Vortex states and spin textures of rotating spin–orbit-coupled Bose–Einstein condensates in a toroidal trap

Abstract

We consider the ground-state properties of Rashba spin–orbit-coupled pseudo-spin-1/2 Bose–Einstein condensates (BECs) in a rotating two-dimensional (2D) toroidal trap. In the absence of spin–orbit coupling (SOC), the increasing rotation frequency enhances the creation of giant vortices for the initially miscible BECs, while it can lead to the formation of semiring density patterns with irregular hidden vortex structures for the initially immiscible BECs. Without rotation, strong 2D isotropic SOC yields a heliciform-stripe phase for the initially immiscible BECs.
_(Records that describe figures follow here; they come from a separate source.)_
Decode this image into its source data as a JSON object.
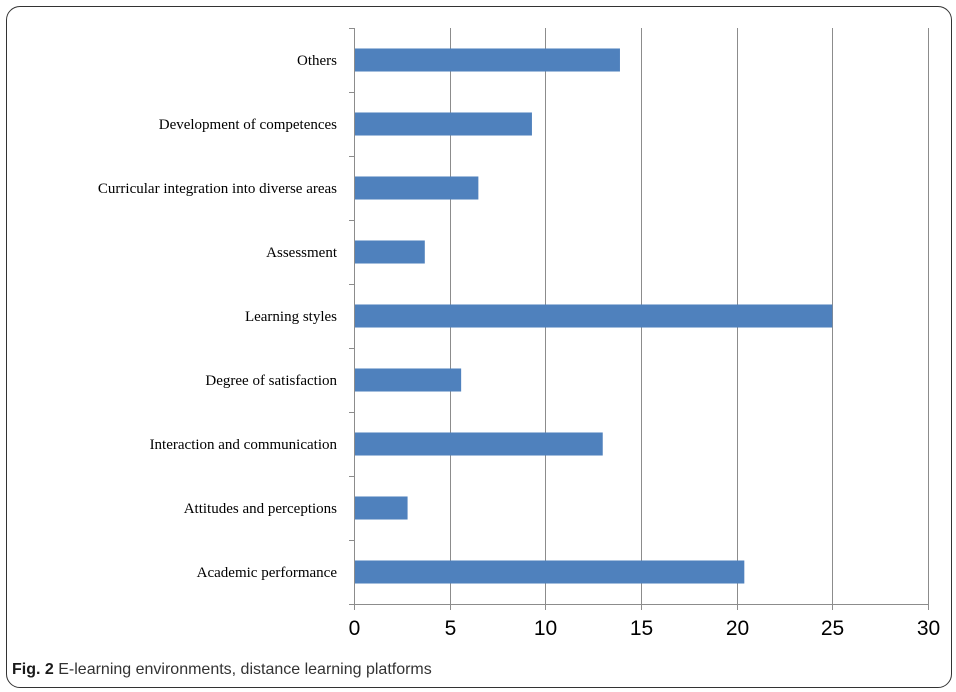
{
  "caption": {
    "label": "Fig. 2",
    "text": "E-learning environments, distance learning platforms"
  },
  "chart_data": {
    "type": "bar",
    "orientation": "horizontal",
    "categories": [
      "Others",
      "Development of competences",
      "Curricular integration into diverse areas",
      "Assessment",
      "Learning styles",
      "Degree of satisfaction",
      "Interaction and communication",
      "Attitudes and perceptions",
      "Academic performance"
    ],
    "values": [
      13.9,
      9.3,
      6.5,
      3.7,
      25,
      5.6,
      13,
      2.8,
      20.4
    ],
    "xlim": [
      0,
      30
    ],
    "xticks": [
      "0",
      "5",
      "10",
      "15",
      "20",
      "25",
      "30"
    ],
    "grid": true,
    "bar_color": "#4f81bd",
    "title": "",
    "xlabel": "",
    "ylabel": ""
  }
}
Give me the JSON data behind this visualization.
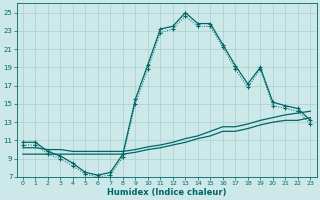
{
  "xlabel": "Humidex (Indice chaleur)",
  "xlim": [
    -0.5,
    23.5
  ],
  "ylim": [
    7,
    26
  ],
  "yticks": [
    7,
    9,
    11,
    13,
    15,
    17,
    19,
    21,
    23,
    25
  ],
  "xticks": [
    0,
    1,
    2,
    3,
    4,
    5,
    6,
    7,
    8,
    9,
    10,
    11,
    12,
    13,
    14,
    15,
    16,
    17,
    18,
    19,
    20,
    21,
    22,
    23
  ],
  "bg_color": "#cce8e8",
  "grid_color": "#aacfcf",
  "line_color": "#006666",
  "line1_x": [
    0,
    1,
    2,
    3,
    4,
    5,
    6,
    7,
    8,
    9,
    10,
    11,
    12,
    13,
    14,
    15,
    16,
    17,
    18,
    19,
    20,
    21,
    22,
    23
  ],
  "line1_y": [
    10.8,
    10.8,
    9.8,
    9.3,
    8.5,
    7.5,
    7.2,
    7.5,
    9.5,
    15.5,
    19.3,
    23.2,
    23.5,
    25.0,
    23.8,
    23.8,
    21.5,
    19.2,
    17.2,
    19.0,
    15.2,
    14.8,
    14.5,
    13.2
  ],
  "line2_x": [
    0,
    1,
    2,
    3,
    4,
    5,
    6,
    7,
    8,
    9,
    10,
    11,
    12,
    13,
    14,
    15,
    16,
    17,
    18,
    19,
    20,
    21,
    22,
    23
  ],
  "line2_y": [
    10.5,
    10.5,
    9.5,
    9.0,
    8.2,
    7.3,
    7.0,
    7.2,
    9.2,
    15.0,
    18.8,
    22.8,
    23.2,
    24.6,
    23.5,
    23.5,
    21.2,
    18.8,
    16.8,
    18.8,
    14.8,
    14.5,
    14.2,
    12.8
  ],
  "line3_x": [
    0,
    1,
    2,
    3,
    4,
    5,
    6,
    7,
    8,
    9,
    10,
    11,
    12,
    13,
    14,
    15,
    16,
    17,
    18,
    19,
    20,
    21,
    22,
    23
  ],
  "line3_y": [
    10.2,
    10.2,
    10.0,
    10.0,
    9.8,
    9.8,
    9.8,
    9.8,
    9.8,
    10.0,
    10.3,
    10.5,
    10.8,
    11.2,
    11.5,
    12.0,
    12.5,
    12.5,
    12.8,
    13.2,
    13.5,
    13.8,
    14.0,
    14.2
  ],
  "line4_x": [
    0,
    1,
    2,
    3,
    4,
    5,
    6,
    7,
    8,
    9,
    10,
    11,
    12,
    13,
    14,
    15,
    16,
    17,
    18,
    19,
    20,
    21,
    22,
    23
  ],
  "line4_y": [
    9.5,
    9.5,
    9.5,
    9.5,
    9.5,
    9.5,
    9.5,
    9.5,
    9.5,
    9.7,
    10.0,
    10.2,
    10.5,
    10.8,
    11.2,
    11.5,
    12.0,
    12.0,
    12.3,
    12.7,
    13.0,
    13.2,
    13.2,
    13.5
  ]
}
Combined effects of rotation, SOC, and interatomic interactions on the vortex structures and typical spin textures of the ground state of the system are discussed systematically. In particular, for a fixed rotation frequency above the critical value, the increasing isotropic SOC favors a visible vortex necklace in each component which is accompanied by a hidden giant vortex plus a (several) hidden vortex necklace(s) in the central region. In the case of one-dimensional anisotropic SOC, large SOC strength results in the generation of hidden linear vortex string and the transition from initial component separation (component mixing) to component mixing (component separation). Furthermore, the peculiar spin textures including skyrmion lattice, skyrmion pair and skyrmion string are revealed in this system.